News Release

‘Cosmic radio’ could find dark matter in 15 years

Scientists have designed a ‘cosmic radio’ detector which could discover dark matter in 15 years.

Peer-Reviewed Publication

King's College London

Scientists have designed a ‘cosmic radio’ detector which could discover dark matter in 15 years. 

Published today in Nature, scientists at King’s College London, Harvard University, UC Berkley and others have shared the foundation of what they believe will be the most accurate dark matter detector to date. 

Dark matter is the unobservable form of matter could make up as much as 85% of mass in the Universe, but scientists are not sure exactly what it is. 

Axions are one of the leading candidates for dark matter. These are tiny, weakly interacting particles that could exist in the universe – responsible for gravitational effects in space which cannot yet be explained. 

Axions are thought to have a frequency like a wave, but scientists do not know where they exist on the electromagnetic spectrum – though they are thought to range from kilohertz, a frequency that can be heard by humans, to the very high terahertz frequency. 

In the latest study, researchers explain how a detector which they dub a cosmic car radio, could alert scientists when it finds the frequency of the axion.

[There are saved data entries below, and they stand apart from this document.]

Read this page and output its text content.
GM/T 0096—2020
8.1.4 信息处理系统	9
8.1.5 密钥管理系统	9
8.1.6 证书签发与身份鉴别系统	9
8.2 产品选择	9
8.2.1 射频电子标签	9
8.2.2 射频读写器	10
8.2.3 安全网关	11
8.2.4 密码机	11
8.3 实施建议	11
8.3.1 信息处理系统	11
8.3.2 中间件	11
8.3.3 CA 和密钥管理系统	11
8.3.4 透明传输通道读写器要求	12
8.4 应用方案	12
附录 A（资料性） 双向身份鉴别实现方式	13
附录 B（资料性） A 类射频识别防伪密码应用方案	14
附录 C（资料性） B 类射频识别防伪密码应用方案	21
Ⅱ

Known as a Axion quasiparticle (AQ), the team believe it could help discover dark matter in fifteen years. 

The AQ is designed so its frequency can be transmitted into space, a frequency that would match with the axion. When it identifies and ‘tunes in’ to that frequency, it will emit very small amounts of light. AQ operates at the highest terahertz frequencies, which many researchers believe to be the most promising place to look for axions. 

Co-author Dr David Marsh, Ernest Rutherford Fellow at King’s College London, said: “We can now build a dark matter detector that is essentially a cosmic car radio, tuning into the frequencies of the wider galaxy until we find the axion. We already have the technology, now it’s just a matter of scale and time.” 

The team believe by creating a much larger piece of AQ material, they can create a functioning detector in five years. After that, they estimate it will take another decade of scanning the spectrum of high frequencies where dark matter is thought to be hiding before they find it. 

To create the quasiparticles, the researchers used manganese bismuth telluride (MnBi₂Te₄), a material known for its unique electronic and magnetic properties. This was shaved down to just a few two-dimensional layers of material layered on top of one another.  

Having developed the material over the past six years in the lab, Jian-Xiang Qiu, lead author from Harvard University said “Because MnBi₂Te₄ is so sensitive to air we needed to exfoliate it down to a few atomic layers to tune its properties accurately. This means we get to see this kind of interesting physics, and see how it interacts with other quantum entities like the axion.” 

Dr Marsh added: “This is a really exciting time to be a dark matter researcher. There are as many papers being published now about axions as there were about the Higgs-Boson a year before it was found. Theorists proposed that axions acted like a radio frequency in 1983 and we now know we can tune in to it – we’re closing in on the axion and fast.”